Ese momento inesperado puede ser inolvidable

El amor de tu vida puede surgir en cualquier lugar

Norma Portillo
Por Norma Portillo
  • Diversión   (Foto: Meetlo.com)

    Diversión (Foto: Meetlo.com)

Para conocer al amor de tu vida cualquier lugar es bueno. Un fin de semana, después de haberme reunido con mis compañeras de trabajo, me invitaron a tomarnos unos tragos a un pequeño bar de la ciudad. Estábamos terminando de comer y ellas quisieron alargar la diversión. Yo, la verdad no quería salir de casa, pues quería descansar y no quería arreglarme. Mis amigas insistieron que las acompañara, cedí ante sus ruegos con la condición de que no me cambiaría de ropa.

Llegamos al lugar, escogimos una mesa cerca de la pista de baile porque la música invitaba a ello. Todas mis amigas tardaron más en sentarse que en salir a moverse al ritmo de las exitantes melodías. Lo que ocasionó que otra compañera y yo nos quedáramos solas en la mesa.

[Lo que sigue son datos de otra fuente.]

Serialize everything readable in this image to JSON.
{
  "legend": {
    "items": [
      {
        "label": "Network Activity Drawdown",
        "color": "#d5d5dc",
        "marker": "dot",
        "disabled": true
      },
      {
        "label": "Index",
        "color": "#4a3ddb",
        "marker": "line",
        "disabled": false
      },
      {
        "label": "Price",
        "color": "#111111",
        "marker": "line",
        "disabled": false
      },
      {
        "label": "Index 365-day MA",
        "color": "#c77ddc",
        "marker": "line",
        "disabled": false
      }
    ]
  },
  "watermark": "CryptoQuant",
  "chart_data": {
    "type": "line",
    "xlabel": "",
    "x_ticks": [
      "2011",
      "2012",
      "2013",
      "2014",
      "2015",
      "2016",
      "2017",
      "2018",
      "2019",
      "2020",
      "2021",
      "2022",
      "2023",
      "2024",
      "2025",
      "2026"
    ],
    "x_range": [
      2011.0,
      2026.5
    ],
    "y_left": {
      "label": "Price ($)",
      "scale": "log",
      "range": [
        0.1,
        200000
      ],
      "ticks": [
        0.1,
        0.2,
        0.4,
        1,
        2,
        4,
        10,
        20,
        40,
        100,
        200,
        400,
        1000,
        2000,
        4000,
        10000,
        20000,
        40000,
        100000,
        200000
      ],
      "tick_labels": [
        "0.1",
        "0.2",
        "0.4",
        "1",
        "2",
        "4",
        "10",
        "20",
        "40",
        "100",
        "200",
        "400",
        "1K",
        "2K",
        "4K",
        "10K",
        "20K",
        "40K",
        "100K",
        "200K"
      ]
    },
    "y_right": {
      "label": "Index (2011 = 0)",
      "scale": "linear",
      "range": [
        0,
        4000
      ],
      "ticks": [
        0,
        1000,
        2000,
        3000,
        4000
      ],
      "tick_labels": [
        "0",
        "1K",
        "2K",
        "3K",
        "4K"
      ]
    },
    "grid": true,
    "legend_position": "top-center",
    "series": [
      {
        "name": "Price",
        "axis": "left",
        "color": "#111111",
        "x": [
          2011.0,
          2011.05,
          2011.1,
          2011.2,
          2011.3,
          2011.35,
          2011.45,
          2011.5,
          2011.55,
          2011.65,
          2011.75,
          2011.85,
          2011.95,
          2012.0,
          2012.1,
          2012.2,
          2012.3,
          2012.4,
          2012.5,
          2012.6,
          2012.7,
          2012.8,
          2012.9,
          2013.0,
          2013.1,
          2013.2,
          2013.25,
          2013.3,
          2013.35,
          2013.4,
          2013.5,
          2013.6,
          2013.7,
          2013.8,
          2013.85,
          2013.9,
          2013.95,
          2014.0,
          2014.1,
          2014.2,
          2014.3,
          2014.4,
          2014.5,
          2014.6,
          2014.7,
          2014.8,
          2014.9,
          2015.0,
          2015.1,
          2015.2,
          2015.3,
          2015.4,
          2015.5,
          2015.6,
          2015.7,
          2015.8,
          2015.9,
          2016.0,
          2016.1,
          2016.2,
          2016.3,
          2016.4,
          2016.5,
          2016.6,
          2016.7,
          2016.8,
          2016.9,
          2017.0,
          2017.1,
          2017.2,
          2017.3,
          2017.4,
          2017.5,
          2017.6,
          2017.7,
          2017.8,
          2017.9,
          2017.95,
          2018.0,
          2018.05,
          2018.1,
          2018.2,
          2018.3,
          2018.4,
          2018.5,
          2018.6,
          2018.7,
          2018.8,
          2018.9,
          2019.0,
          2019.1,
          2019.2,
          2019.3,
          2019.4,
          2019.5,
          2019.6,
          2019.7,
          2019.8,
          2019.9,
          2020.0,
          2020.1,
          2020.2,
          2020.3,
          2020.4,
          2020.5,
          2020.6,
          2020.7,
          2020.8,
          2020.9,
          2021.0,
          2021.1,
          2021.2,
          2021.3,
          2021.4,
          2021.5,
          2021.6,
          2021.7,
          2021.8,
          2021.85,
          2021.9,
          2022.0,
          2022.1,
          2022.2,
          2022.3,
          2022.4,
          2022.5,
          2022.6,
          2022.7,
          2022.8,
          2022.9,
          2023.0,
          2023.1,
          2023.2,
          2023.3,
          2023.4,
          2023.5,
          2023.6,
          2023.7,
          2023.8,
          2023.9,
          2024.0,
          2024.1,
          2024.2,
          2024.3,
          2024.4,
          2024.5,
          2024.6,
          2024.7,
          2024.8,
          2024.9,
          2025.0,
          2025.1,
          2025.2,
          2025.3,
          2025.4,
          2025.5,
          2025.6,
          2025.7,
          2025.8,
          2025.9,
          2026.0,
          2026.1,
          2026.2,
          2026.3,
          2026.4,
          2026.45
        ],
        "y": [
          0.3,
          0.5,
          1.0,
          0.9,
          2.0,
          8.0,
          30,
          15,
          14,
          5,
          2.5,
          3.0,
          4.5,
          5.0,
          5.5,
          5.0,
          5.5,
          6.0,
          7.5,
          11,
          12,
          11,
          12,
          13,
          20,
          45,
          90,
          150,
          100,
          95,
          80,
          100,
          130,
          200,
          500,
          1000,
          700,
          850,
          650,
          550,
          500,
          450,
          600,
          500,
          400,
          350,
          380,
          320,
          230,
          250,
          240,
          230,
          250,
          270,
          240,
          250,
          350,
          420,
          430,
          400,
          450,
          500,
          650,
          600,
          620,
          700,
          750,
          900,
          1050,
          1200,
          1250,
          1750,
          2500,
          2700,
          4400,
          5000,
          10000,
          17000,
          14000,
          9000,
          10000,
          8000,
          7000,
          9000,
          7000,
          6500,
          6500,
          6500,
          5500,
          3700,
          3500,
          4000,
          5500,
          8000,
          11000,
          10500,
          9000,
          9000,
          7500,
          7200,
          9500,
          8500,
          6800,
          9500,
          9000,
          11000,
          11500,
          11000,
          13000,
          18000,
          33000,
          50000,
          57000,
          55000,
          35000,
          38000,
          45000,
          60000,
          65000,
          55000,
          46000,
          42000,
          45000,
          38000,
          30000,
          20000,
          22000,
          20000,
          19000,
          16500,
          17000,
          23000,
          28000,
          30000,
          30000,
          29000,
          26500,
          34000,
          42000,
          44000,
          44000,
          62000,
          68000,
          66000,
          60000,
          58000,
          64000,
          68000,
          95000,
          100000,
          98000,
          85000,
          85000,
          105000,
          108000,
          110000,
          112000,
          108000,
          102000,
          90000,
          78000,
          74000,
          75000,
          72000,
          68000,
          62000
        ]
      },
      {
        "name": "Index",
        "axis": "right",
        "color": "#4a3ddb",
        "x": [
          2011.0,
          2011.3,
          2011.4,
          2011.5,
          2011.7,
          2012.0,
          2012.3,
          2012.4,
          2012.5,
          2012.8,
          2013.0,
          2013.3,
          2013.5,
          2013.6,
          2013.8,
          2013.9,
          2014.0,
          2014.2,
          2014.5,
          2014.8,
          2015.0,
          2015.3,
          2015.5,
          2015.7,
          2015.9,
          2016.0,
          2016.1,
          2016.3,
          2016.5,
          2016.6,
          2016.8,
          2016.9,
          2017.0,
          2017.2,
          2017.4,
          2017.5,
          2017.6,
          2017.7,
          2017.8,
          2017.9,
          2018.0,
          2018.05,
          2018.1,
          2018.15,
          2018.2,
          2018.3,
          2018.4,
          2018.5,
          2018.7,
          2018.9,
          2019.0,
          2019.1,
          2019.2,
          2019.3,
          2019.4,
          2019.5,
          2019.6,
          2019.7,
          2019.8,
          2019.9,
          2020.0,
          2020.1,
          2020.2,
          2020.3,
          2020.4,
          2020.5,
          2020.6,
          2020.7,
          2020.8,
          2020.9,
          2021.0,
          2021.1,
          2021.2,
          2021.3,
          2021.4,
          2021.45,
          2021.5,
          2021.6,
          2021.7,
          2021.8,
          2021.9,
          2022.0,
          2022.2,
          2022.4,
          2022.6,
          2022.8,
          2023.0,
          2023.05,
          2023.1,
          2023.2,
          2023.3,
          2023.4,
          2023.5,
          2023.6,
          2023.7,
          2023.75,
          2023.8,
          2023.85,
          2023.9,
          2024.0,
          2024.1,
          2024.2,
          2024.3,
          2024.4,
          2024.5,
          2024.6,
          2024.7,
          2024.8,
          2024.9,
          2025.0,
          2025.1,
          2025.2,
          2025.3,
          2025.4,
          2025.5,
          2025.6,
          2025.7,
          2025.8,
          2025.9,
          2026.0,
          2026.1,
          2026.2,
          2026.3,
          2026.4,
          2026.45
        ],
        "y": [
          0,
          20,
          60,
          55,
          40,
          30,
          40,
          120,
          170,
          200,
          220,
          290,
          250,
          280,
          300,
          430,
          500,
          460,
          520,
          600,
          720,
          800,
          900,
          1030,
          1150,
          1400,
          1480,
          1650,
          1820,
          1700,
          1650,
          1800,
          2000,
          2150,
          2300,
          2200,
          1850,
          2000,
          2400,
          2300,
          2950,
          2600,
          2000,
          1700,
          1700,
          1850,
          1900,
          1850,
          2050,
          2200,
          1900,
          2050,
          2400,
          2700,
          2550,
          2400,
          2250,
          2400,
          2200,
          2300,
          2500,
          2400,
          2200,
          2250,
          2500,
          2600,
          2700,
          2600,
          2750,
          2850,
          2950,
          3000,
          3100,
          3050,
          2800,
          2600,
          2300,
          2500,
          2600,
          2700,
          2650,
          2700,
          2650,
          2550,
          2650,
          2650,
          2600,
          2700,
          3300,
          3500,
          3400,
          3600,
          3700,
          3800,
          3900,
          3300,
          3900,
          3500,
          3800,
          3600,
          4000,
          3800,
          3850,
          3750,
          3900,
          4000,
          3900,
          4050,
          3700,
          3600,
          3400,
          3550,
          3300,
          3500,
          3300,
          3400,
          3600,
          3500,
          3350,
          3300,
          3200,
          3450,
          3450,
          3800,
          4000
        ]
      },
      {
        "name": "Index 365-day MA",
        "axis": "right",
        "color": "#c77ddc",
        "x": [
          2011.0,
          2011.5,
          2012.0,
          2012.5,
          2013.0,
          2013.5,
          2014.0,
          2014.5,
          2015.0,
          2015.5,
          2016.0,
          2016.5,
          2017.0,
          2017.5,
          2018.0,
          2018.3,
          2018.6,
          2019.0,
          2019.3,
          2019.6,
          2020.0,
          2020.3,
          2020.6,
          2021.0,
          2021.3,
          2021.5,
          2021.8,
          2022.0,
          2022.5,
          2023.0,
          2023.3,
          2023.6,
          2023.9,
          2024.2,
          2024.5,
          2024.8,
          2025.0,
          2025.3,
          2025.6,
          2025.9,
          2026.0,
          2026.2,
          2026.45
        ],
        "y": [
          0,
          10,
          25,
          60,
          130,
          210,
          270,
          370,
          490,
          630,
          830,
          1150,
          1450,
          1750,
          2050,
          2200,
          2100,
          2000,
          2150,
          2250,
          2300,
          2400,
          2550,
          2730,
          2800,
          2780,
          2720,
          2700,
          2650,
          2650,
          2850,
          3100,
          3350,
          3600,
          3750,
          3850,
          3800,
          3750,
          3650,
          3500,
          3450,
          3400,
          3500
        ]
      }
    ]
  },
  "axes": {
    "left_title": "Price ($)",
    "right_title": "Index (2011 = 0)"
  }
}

De pronto un mesero se presentó con una bebidas para mi, de parte de un caballero que se encontraba en el lugar. Como es lógico las devolví, ya que no conocía a la persona que las mandaba y pensé que se habían equivocado, pues yo, en esos momentos era la chava más fachosa que se encontraba en el lugar, no me había bañado, traía un pantalón sucio, una camiseta vieja y roída, tenis viejos y mi cabello largo lucía en un molote hecho a la “despreocupé”.

Al poco tiempo, el mesero regresó diciendo que estaba correcto, las bebidas eran para mí.

Al pasar la noche, la persona que me mandó las bebidas y su amigo se acercaron a nuestra mesa. Empezamos a platicar y a conocernos. Al despedirnos quedamos de vernos al día siguiente.

Supuse que el reencuentro no se daría y que sólo quedaría en una invitación del momento, como ocurre frecuentemente en esos lugares. Sin embargo, no sucedió así, se presento en el lugar que habíamos quedado, llegó muy puntualmente, al verlo supe que sería el amor de mi vida.

Nuestro romance duró tres años, él ya murió, sin embargo, sigo enamorada de él.

 

¿Y tú irías a un bar sin arreglarte?